À propos de Serge Bouillon, par Michel Juncar
Quand Serge Bouillon veut vous demander l'impossible, il vous dit qu'il ne veut rien. Rien, pour lui, c'est tout ; et encore bien d'avantage.
Les grandes idées, comme les grandes perspectives doivent s'exprimer avec des riens.
La mise en scène ? Il souhaite qu'on ne la voit pas.
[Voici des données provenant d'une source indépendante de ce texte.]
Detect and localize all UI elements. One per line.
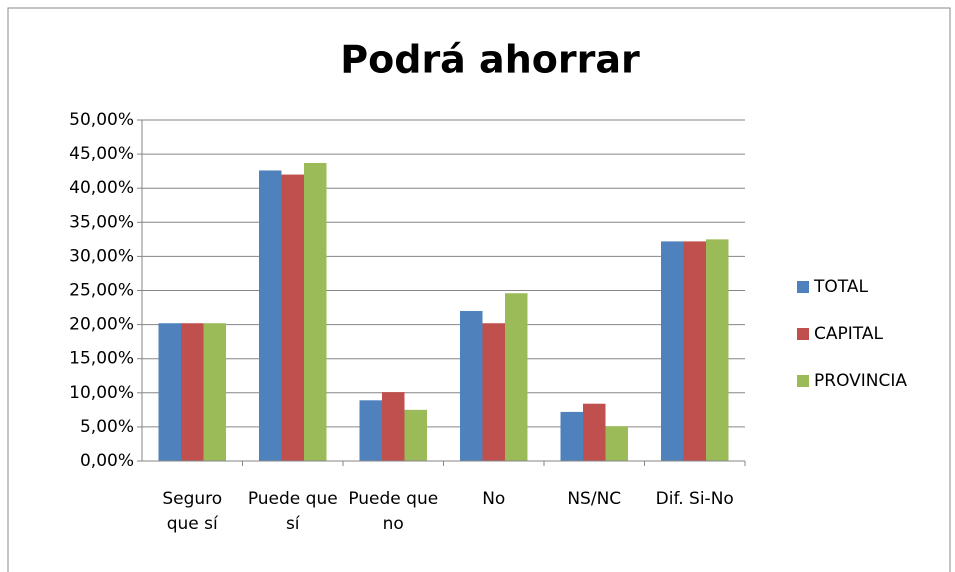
y-tick-label: 20,00% bbox=[69, 315, 134, 335]
bar bbox=[181, 323, 204, 461]
y-tick-label: 5,00% bbox=[80, 417, 134, 437]
y-tick-label: 15,00% bbox=[69, 349, 134, 369]
bar bbox=[304, 162, 327, 461]
x-tick-label: Puede que sí bbox=[247, 489, 338, 534]
bar bbox=[583, 403, 606, 461]
legend-swatch bbox=[797, 375, 809, 387]
bar bbox=[281, 174, 304, 461]
y-tick-label: 45,00% bbox=[69, 144, 134, 164]
bar bbox=[382, 392, 405, 461]
legend-swatch bbox=[797, 328, 809, 340]
bar bbox=[359, 400, 382, 461]
bar bbox=[259, 170, 282, 461]
bar bbox=[560, 411, 583, 461]
bar bbox=[505, 293, 528, 461]
bar bbox=[706, 239, 729, 461]
bar bbox=[482, 323, 505, 461]
y-tick-label: 30,00% bbox=[69, 246, 134, 266]
y-tick-label: 0,00% bbox=[80, 451, 134, 471]
legend-label: CAPITAL bbox=[814, 324, 883, 344]
y-tick-label: 25,00% bbox=[69, 281, 134, 301]
y-tick-label: 10,00% bbox=[69, 383, 134, 403]
bar bbox=[158, 323, 181, 461]
y-tick-label: 50,00% bbox=[69, 110, 134, 130]
x-tick-label: No bbox=[482, 489, 506, 509]
bar bbox=[605, 426, 628, 461]
bar bbox=[203, 323, 226, 461]
legend-label: TOTAL bbox=[813, 277, 868, 297]
bar bbox=[683, 241, 706, 461]
bar bbox=[661, 241, 684, 461]
y-tick-label: 35,00% bbox=[69, 212, 134, 232]
x-tick-label: Dif. Si-No bbox=[655, 489, 734, 509]
x-tick-label: Seguro que sí bbox=[162, 489, 223, 534]
bar bbox=[404, 409, 427, 461]
y-tick-label: 40,00% bbox=[69, 178, 134, 198]
x-tick-label: NS/NC bbox=[567, 489, 622, 509]
bar bbox=[460, 310, 483, 461]
legend-swatch bbox=[797, 281, 809, 293]
chart-title: Podrá ahorrar bbox=[340, 38, 640, 82]
legend-label: PROVINCIA bbox=[814, 371, 907, 391]
x-tick-label: Puede que no bbox=[348, 489, 439, 534]
chart-frame bbox=[7, 7, 951, 572]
Il aime les plateaux sans décors, où des palais aux lignes pures et somptueuses seraient suggérés par des lumières invisibles.
Avec lui, on en fait toujours trop mais on ne s'exprime jamais assez.
Les auteurs eux-mêmes n'échappent pas à son travail de vivisection.
Il n'accepte leurs mots qu'en tant que support de la pensée cachée.
Le pire, c'est qu'en fin de compte, il fait dire aux comédiens non pas ce qu'il pense lui-même, mais bien ce que l'auteur voulait garder pour lui.
On vous dira qu'il a animé des marionnettes ?
Que vous importe.
Qu'il a été comédien ?
Il fait tout pour l'oublier.
Qu'il a déjà mis en scène telle ou telle pièce ?
Ce n'est pas vrai. Chaque spectacle lui donne l'occasion de mettre en scène pour la première fois.
D'ailleurs, il vous expliquera qu'une mise en scène, pour être efficace, ne doit pasêtre une mise en scène, qu'un comédien ne doit pas être un comédien, qu'un décorateur doit sacrifier tout ce qui fait l'agrément visuel des décors.
Il recherche la perfection en éliminant les détails.
Des riens, des riens, des riens.
C'est fou ce que Serge Bouillon peut faire avec des riens.